Id. In sum, Mr. Francis borrowed $27,000, but with the exorbitant lending rates coupled with the amount of time it took to settle the matter, Mr. Francis owed the litigation funding groups $96,000. Ronen Avraham and Abraham Wickelgren, Third-Party Litigation Funding – A Signaling Model, 63 DePaul Law Review, 233 (2014). 

        Litigation funding groups benefit from not only personal injury plaintiffs, but also corporations who are disinterested or unable to absorb the expense of costly and complex litigation. An example of this is DeepNines. Patent Litigation Weekly: How to Win $25 Million in a Patent Suit – and End up with a Whole Lot Less (Nov. 2, 2009), In 2007, Altitude Capital Partners loaned DeepNines $8 million to pursue a patent infringement claim. After paying its attorneys, Fish & Richardson, and Altitude Capital Partners, DeepNines walked away with only $800,000. Id. Fish & Richardson pocked over $11 million for handling the matter.

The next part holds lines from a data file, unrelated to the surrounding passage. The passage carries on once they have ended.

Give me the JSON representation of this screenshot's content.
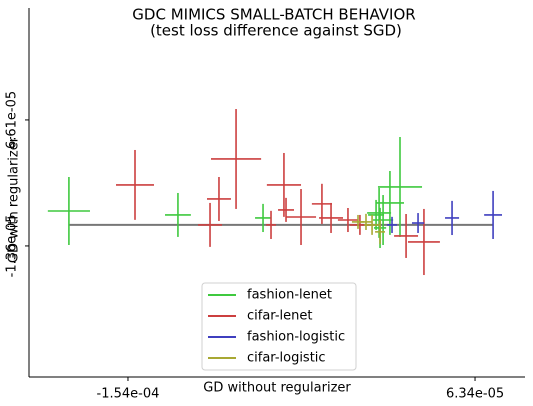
{
  "chart_data": {
    "type": "scatter",
    "title": "GDC MIMICS SMALL-BATCH BEHAVIOR",
    "subtitle": "(test loss difference against SGD)",
    "x_label": "GD without regularizer",
    "y_label": "GD with regularizer",
    "xlim": [
      -0.000216,
      9.47e-05
    ],
    "ylim": [
      -9.65e-05,
      0.0001369
    ],
    "xticks": [
      {
        "value": -0.000154,
        "label": "-1.54e-04"
      },
      {
        "value": 6.34e-05,
        "label": "6.34e-05"
      }
    ],
    "yticks": [
      {
        "value": -1.36e-05,
        "label": "-1.36e-05"
      },
      {
        "value": 6.61e-05,
        "label": "6.61e-05"
      }
    ],
    "legend": "lower center",
    "reference": {
      "color": "#555555",
      "x": [
        -0.000191,
        7.47e-05
      ],
      "values": [
        -3e-07,
        -3e-07
      ]
    },
    "series": [
      {
        "name": "fashion-lenet",
        "color": "#3fc93f",
        "x": [
          -0.000191,
          -0.0001227,
          -6.94e-05,
          3.3e-06,
          1.64e-05,
          1.01e-05,
          5.8e-06,
          3.9e-06,
          1.4e-06
        ],
        "values": [
          8.5e-06,
          6e-06,
          4.1e-06,
          7.3e-06,
          2.37e-05,
          1.36e-05,
          2.8e-06,
          -2.2e-06,
          6e-06
        ],
        "xerr": [
          1.32e-05,
          8.1e-06,
          5e-06,
          7.5e-06,
          1.38e-05,
          8.8e-06,
          6.3e-06,
          3.8e-06,
          5e-06
        ],
        "yerr": [
          2.15e-05,
          1.39e-05,
          8.9e-06,
          1.58e-05,
          3.16e-05,
          2.02e-05,
          1.58e-05,
          1.27e-05,
          9.5e-06
        ]
      },
      {
        "name": "cifar-lenet",
        "color": "#cc3f3f",
        "x": [
          -0.0001496,
          -9.7e-05,
          -8.63e-05,
          -0.0001026,
          -5.63e-05,
          -4.56e-05,
          -5.5e-05,
          -3.25e-05,
          -2.68e-05,
          -1.62e-05,
          2.02e-05,
          3.14e-05,
          -8.7e-06,
          -6.44e-05
        ],
        "values": [
          2.5e-05,
          1.61e-05,
          4.14e-05,
          -3e-07,
          2.5e-05,
          4.7e-06,
          9.2e-06,
          1.3e-05,
          4.1e-06,
          2.8e-06,
          -7.3e-06,
          -1.11e-05,
          -3e-07,
          -3e-07
        ],
        "xerr": [
          1.19e-05,
          7.5e-06,
          1.57e-05,
          7.5e-06,
          1.07e-05,
          9.4e-06,
          5e-06,
          6.3e-06,
          7.5e-06,
          6.3e-06,
          7.5e-06,
          1e-05,
          6.3e-06,
          3.1e-06
        ],
        "yerr": [
          2.21e-05,
          1.39e-05,
          3.16e-05,
          1.39e-05,
          2.02e-05,
          1.77e-05,
          7.6e-06,
          1.27e-05,
          9.5e-06,
          7.6e-06,
          1.39e-05,
          2.09e-05,
          6.3e-06,
          8.9e-06
        ]
      },
      {
        "name": "fashion-logistic",
        "color": "#3f3fbf",
        "x": [
          7.47e-05,
          4.9e-05,
          2.77e-05,
          1.14e-05
        ],
        "values": [
          6e-06,
          4.1e-06,
          9e-07,
          -3e-07
        ],
        "xerr": [
          5.6e-06,
          4.4e-06,
          3.8e-06,
          3.1e-06
        ],
        "yerr": [
          1.52e-05,
          1.08e-05,
          6.3e-06,
          5.1e-06
        ]
      },
      {
        "name": "cifar-logistic",
        "color": "#a8a833",
        "x": [
          -1.1e-06,
          -4.9e-06,
          3.9e-06,
          -9.9e-06
        ],
        "values": [
          -3e-07,
          1.6e-06,
          -4.7e-06,
          1.6e-06
        ],
        "xerr": [
          5e-06,
          3.8e-06,
          3.1e-06,
          3.8e-06
        ],
        "yerr": [
          6.3e-06,
          5.1e-06,
          7.6e-06,
          4.4e-06
        ]
      }
    ]
  }
}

Altitude received $10.1 million, but sued DeepNines for an additional $5.3 million, arguing that legal fees should not have been deducted prior to calculating Altitude’s contingency fee bonus. 

        In the end, DeepNines settled with Altitude Nines (Altitude Capital Partners set up a separate subsidiary called “Altitude Nines” to handle the Deep Nines deal). The Managing Partner of Altitude Capital Partners, stated he is “pleased that Deep Nines decided to resolve its dispute,” and that “Altitude Nines is satisfied with the terms of the settlement agreement between the parties and is glad both parties have respected the terms of the original investment agreement.” Deep Nines & Altitude Capital Portfolio Company Announce Settlement Ending Legal Dispute Between the Companies (July 22, 2011): After the settlement, DeepNines litigation resulted in a net loss. 


        It appears, with the rise of litigation-funding groups, that third-party litigation finance is there to stay. Whether you support it or not, there is likely to be more controversy surrounding the applicability of the champerty and maintenance, and the regulation of an industry that is in its infancy in the United States.